Local spin-flip transitions induced by magnetic quantum impurities in two-dimensional magnets

TL;DR

This paper predicts a universal local spin-flip transition mechanism caused by magnetic impurities in 2D quantum magnets, linked to magnon bound state crossings, with potential detection via scanning tunneling spectroscopy.

Contribution

It introduces a general spin-flip transition mechanism in 2D magnets caused by impurities, applicable without conservation laws, and demonstrates its detection in specific materials.

Findings

Spin-flip transitions occur when magnon bound states cross zero energy.

The mechanism applies to 2D van der Waals magnets like CrI3 and α-RuCl3.

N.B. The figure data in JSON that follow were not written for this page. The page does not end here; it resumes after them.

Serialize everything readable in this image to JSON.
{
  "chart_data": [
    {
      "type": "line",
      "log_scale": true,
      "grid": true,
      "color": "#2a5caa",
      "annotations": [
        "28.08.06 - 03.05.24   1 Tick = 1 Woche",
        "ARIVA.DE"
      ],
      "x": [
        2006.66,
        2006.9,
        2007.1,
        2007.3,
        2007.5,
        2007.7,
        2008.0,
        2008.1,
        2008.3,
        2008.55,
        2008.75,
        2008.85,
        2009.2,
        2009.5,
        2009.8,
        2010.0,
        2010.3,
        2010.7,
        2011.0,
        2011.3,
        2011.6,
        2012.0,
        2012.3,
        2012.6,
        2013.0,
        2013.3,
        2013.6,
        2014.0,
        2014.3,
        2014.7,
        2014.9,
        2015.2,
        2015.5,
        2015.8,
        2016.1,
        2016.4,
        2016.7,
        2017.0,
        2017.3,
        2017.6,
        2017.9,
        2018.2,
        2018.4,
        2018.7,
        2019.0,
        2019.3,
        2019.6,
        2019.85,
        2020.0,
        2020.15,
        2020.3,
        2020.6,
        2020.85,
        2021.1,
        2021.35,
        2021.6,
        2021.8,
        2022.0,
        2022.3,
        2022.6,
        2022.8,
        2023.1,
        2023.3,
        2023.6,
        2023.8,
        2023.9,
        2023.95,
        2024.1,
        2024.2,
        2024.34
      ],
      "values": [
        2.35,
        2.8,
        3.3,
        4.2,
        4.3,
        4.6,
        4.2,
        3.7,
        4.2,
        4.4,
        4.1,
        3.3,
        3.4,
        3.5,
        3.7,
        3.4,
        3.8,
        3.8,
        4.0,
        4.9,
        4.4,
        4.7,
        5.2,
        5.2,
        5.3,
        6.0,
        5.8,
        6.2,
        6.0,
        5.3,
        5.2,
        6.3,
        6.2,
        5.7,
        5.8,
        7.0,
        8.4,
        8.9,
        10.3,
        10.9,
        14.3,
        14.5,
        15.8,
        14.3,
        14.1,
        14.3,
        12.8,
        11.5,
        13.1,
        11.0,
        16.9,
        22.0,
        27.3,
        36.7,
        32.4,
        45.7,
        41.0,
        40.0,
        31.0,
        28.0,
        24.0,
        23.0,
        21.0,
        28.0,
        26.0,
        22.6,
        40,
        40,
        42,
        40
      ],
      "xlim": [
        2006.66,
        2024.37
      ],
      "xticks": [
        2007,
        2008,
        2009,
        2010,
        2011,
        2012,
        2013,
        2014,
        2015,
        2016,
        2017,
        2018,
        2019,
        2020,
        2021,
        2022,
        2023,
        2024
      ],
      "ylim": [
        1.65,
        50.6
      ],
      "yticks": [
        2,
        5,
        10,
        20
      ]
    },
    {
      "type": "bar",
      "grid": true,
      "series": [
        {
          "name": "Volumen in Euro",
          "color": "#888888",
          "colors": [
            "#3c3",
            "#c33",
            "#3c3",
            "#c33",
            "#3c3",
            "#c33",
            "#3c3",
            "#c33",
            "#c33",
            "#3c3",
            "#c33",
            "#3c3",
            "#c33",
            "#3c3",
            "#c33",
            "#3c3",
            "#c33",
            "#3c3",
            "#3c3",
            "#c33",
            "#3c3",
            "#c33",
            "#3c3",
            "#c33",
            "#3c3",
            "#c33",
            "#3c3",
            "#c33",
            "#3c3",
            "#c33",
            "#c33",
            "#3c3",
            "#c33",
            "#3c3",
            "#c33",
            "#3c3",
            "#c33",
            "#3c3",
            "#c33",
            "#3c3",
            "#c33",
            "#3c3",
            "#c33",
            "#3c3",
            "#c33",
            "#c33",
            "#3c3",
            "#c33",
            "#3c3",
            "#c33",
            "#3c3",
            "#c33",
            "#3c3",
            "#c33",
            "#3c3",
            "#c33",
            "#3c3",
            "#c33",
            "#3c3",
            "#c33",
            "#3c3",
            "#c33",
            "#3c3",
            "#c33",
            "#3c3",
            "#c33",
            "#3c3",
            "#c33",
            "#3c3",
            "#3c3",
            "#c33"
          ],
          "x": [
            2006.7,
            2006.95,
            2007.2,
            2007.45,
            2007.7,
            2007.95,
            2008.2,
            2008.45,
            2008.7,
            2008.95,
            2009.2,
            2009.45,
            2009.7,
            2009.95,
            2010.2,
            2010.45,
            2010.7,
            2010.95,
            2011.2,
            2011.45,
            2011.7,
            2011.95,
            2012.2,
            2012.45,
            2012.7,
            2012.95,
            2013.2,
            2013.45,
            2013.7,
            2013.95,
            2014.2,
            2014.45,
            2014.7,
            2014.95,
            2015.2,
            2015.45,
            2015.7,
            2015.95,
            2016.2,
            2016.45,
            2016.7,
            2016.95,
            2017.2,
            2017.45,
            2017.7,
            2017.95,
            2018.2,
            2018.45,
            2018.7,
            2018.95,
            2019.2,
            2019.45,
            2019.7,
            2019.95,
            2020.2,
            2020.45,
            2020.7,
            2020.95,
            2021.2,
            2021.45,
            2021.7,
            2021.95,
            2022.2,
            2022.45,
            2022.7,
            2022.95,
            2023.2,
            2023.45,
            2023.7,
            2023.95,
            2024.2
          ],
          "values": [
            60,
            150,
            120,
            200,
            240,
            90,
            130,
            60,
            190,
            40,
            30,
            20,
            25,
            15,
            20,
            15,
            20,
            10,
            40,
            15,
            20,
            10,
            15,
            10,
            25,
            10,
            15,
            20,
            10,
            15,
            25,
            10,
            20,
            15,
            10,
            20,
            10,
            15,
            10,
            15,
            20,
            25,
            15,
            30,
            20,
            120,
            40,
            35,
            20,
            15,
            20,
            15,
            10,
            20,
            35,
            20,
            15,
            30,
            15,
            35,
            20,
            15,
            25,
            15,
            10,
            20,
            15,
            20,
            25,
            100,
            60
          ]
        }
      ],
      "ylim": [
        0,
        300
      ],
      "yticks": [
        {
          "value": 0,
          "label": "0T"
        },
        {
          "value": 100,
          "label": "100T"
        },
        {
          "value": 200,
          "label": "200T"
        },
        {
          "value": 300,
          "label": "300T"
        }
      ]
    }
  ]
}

Detection methods include scanning tunneling spectroscopy.

Abstract

We predict a general local spin-flip transition mechanism caused by magnetic quantum impurities in (partially) polarized phases of quantum magnets in the absence of conservation laws. This transition arises when a magnon bound state crosses zero energy as function of the magnetic field. As application, we study 2D van der Waals magnets described by the Kitaev-Heisenberg honeycomb model which applies to the transition metal trihalides CrI$_3$ and $\alpha$-RuCl$_3$. We consider adatom and substitutional impurity positions, and show how spin-flip transitions can be detected in scanning tunneling spectroscopy.